Lekarz psychiatra z Ostrołęki jest w gronie osób oskarżonych w sprawie dotyczących oszustwa na szkodę Narodowego Funduszu Zdrowia. Oskarżonych w tej sprawie jest w sumie 12 osób. Postawiono im aż 911 zarzutów karnych. Narodowy Fundusz Zdrowia stracić miał na tym procederze ponad 380 tysięcy złotych.
Zarzuty dla 12-osobowej grupy, wśród której jest m.in. dwoje lekarze psychiatrów z Ostrołęki i Otwocka, właściciele i kierownicy aptek oraz przedstawiciel dużej firmy farmaceutycznej to efekt prowadzonego od blisko trzech lat śledztwa, nad którym nadzór sprawowała Prokuratura Okręgowa w Ostrołęce. Czynności wyjaśniające prowadzili policjanci z Wydział dw. z Korupcją KWP zs. w Radomiu. Śledztwo dotyczyło poświadczenia nieprawdy celem osiągnięcia korzyści majątkowej przez uprawnionych lekarzy w związku z wypisywaniem fałszywych recept doprowadzając tym samym Mazowiecki Oddział Wojewódzki Narodowego Funduszu Zdrowia do niekorzystnego rozporządzenia mieniem.
Jak ustalili śledczy, przedstawiciel medyczny jednej z firm kontaktował się z lekarzami oraz farmaceutami, z którymi ustalał, czy wystawiają recepty na promowane przez niego leki.
Przestępstwo, którego się dopuścił polegało na tym, że mężczyzna współpracował z lekarzami w celu promocji leków dystrybuowanych przez firmę, której był przedstawicielem. Podejrzany związany był planem sprzedażowym ustalonym przez swojego pracodawcę. W przypadku realizacji planu sprzedażowego powyżej 90 procent był on premiowany, a wysokość premii zależała od wypracowanego progu sprzedażowego.
- informuje rzecznik prasowy KWP w Radomiu.
Współpracując z lekarzami, w celu zatajenia faktycznych korelacji w zakresie przekazywania korzyści majątkowych, przedstawiciel firmy farmaceutycznej przekazywał lekarzom i farmaceutom tzw. programy edukacyjne w postaci książeczek do wypełnienia. Za ich wypełnienie lekarze otrzymywali pieniądze w przedziale od kilku do kilkunastu tysięcy złotych. W cały proceder zamieszani byli również właściciele lub kierownicy współpracujących aptek, którzy za zwiększony obrót promowanymi lekami wypracowywali zysk dla danej apteki, uzyskując przy tym jednocześnie refundację do tych leków z Narodowego Funduszu Zdrowia.

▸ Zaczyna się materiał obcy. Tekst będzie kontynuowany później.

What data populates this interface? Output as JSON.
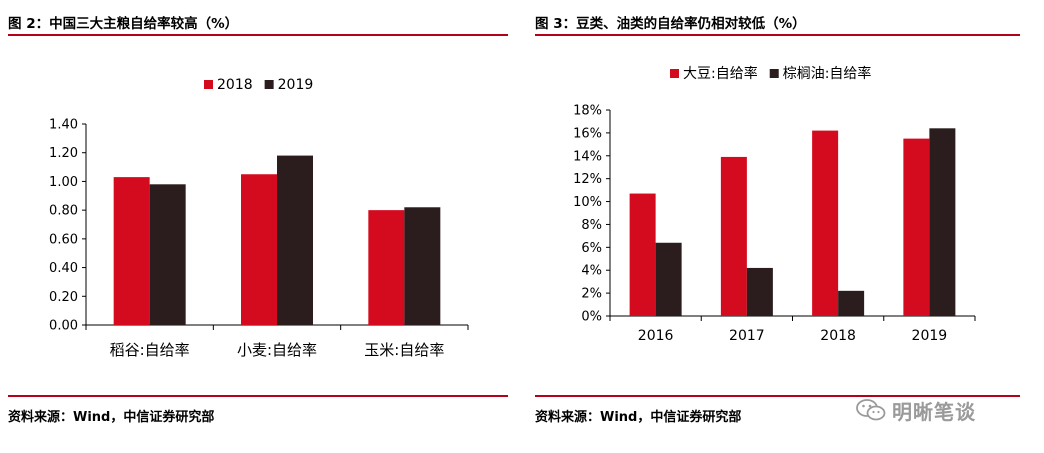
{
  "colors": {
    "red": "#d40a1e",
    "dark": "#2b1d1d",
    "rule": "#b3001b"
  },
  "left": {
    "title": "图 2：中国三大主粮自给率较高（%）",
    "source": "资料来源：Wind，中信证券研究部",
    "chart_data": {
      "type": "bar",
      "title": "",
      "categories": [
        "稻谷:自给率",
        "小麦:自给率",
        "玉米:自给率"
      ],
      "series": [
        {
          "name": "2018",
          "values": [
            1.03,
            1.05,
            0.8
          ]
        },
        {
          "name": "2019",
          "values": [
            0.98,
            1.18,
            0.82
          ]
        }
      ],
      "ylim": [
        0,
        1.4
      ],
      "yticks": [
        "0.00",
        "0.20",
        "0.40",
        "0.60",
        "0.80",
        "1.00",
        "1.20",
        "1.40"
      ],
      "grid": false,
      "legend": "top-center"
    }
  },
  "right": {
    "title": "图 3：豆类、油类的自给率仍相对较低（%）",
    "source": "资料来源：Wind，中信证券研究部",
    "chart_data": {
      "type": "bar",
      "title": "",
      "categories": [
        "2016",
        "2017",
        "2018",
        "2019"
      ],
      "series": [
        {
          "name": "大豆:自给率",
          "values": [
            10.7,
            13.9,
            16.2,
            15.5
          ]
        },
        {
          "name": "棕榈油:自给率",
          "values": [
            6.4,
            4.2,
            2.2,
            16.4
          ]
        }
      ],
      "ylim": [
        0,
        18
      ],
      "yticks": [
        "0%",
        "2%",
        "4%",
        "6%",
        "8%",
        "10%",
        "12%",
        "14%",
        "16%",
        "18%"
      ],
      "grid": false,
      "legend": "top-center"
    }
  },
  "watermark": {
    "icon": "wechat-icon",
    "text": "明晰笔谈"
  }
}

Na podstawie zebranego materiału dowodowego przedstawiono zarzuty łącznie 12 podejrzanym, w tym głównemu podejrzanemu, przedstawicielowi farmaceutycznemu. Łącznie podejrzanym przedstawiono 911 zarzutów, w tym m.in. wręczania korzyści majątkowych, pomocnictwo we wręczeniu łapówki, poświadczania nieprawdy przy wystawianiu dokumentów w celu osiągnięcia korzyści majątkowych oraz doprowadzenia do niekorzystnego rozporządzania mieniem przez NFZ (wyłudzone środki publiczne). Podejrzani mogli narazić Narodowy Fundusz Zdrowia na straty w wysokości ponad 380 tys. zł.
W toku podjętych działań zabezpieczono od podejrzanych mienie o wartości 463 000 zł. Wobec podejrzanych stosowano środki zapobiegawcze w postaci zakazu wykonywania zawodu, dozorów policyjnych, zakazów opuszczenia kraju, zakazu kontaktowania się ze współpodejrzanymi oraz poręczenia majątkowe. Podejrzanym może grozić do 10 lat więzienia.